Kiwnęłam głową, podkreślając to zdanie w swoich notatkach. Panowanie nad równowagą magii.

Klara mówiła dalej.

– Zapamiętaj, że jako Księżniczka możesz korzystać z każdego rodzaju Mocy. To znaczy, że posiadasz częściowo zdolności i predyspozycje charakterystyczne dla Rycerza, możesz do pewnego stopnia uzdrawiać jak Medyk, umiejętności twórcze są niezbędne, byś spełniała swą rolę. Jednakże nawet wśród władców niezmiernie rzadko zdarza się jakiś Widzący. – Urwała na chwilę, jakby zastanawiała się, czy coś dodać. W końcu dodała cicho: – Twoja mama była Widzącą, dzięki temu możemy tu dziś rozmawiać.

Zrobiłam wielkie oczy.

– Jak widzisz, ty nie masz w sobie nic z Widzącego, co dowodzi prawdziwości tezy, że dzieci nie muszą odziedziczyć Mocy po rodzicach czy dziadkach. – Klara odchrząknęła. – Przejdźmy do omawiania hierarchii. Pierwsza grupa to Władcy. Na czele stoi kobieta, później mężczyzna, no i ich absolutnie najbliższa rodzina. Co istotne, społeczeństwo Eregii jest feminocentryczne, matriarchalne.

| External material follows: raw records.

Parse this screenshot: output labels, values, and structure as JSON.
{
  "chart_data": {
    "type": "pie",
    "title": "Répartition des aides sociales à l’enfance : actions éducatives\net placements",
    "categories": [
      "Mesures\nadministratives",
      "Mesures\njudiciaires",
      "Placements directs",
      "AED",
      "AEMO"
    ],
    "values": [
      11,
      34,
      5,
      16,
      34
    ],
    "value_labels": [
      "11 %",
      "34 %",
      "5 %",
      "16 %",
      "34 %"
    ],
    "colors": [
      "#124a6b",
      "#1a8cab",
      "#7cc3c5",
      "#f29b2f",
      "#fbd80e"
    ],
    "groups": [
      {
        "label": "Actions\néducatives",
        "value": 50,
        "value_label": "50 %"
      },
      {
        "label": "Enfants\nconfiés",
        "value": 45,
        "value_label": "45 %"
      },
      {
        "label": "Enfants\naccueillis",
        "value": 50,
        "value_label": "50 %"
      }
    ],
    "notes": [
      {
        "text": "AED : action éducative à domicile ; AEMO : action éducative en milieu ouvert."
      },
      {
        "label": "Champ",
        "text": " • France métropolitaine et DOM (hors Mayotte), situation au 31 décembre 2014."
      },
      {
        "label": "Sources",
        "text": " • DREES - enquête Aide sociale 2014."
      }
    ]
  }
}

Gerard już o tym napominał. Nie chciałam przerywać wykładu przyjaciółki, więc przemilczałam to. Byłam dobrą studentką dlatego, że potrafiłam uważnie słuchać, co oszczędzało jej mi później długiej nauki po nocach. Teraz też chłonęłam wiedzę jak gąbka, wierząc, że przyda się ona raczej prędzej niż później.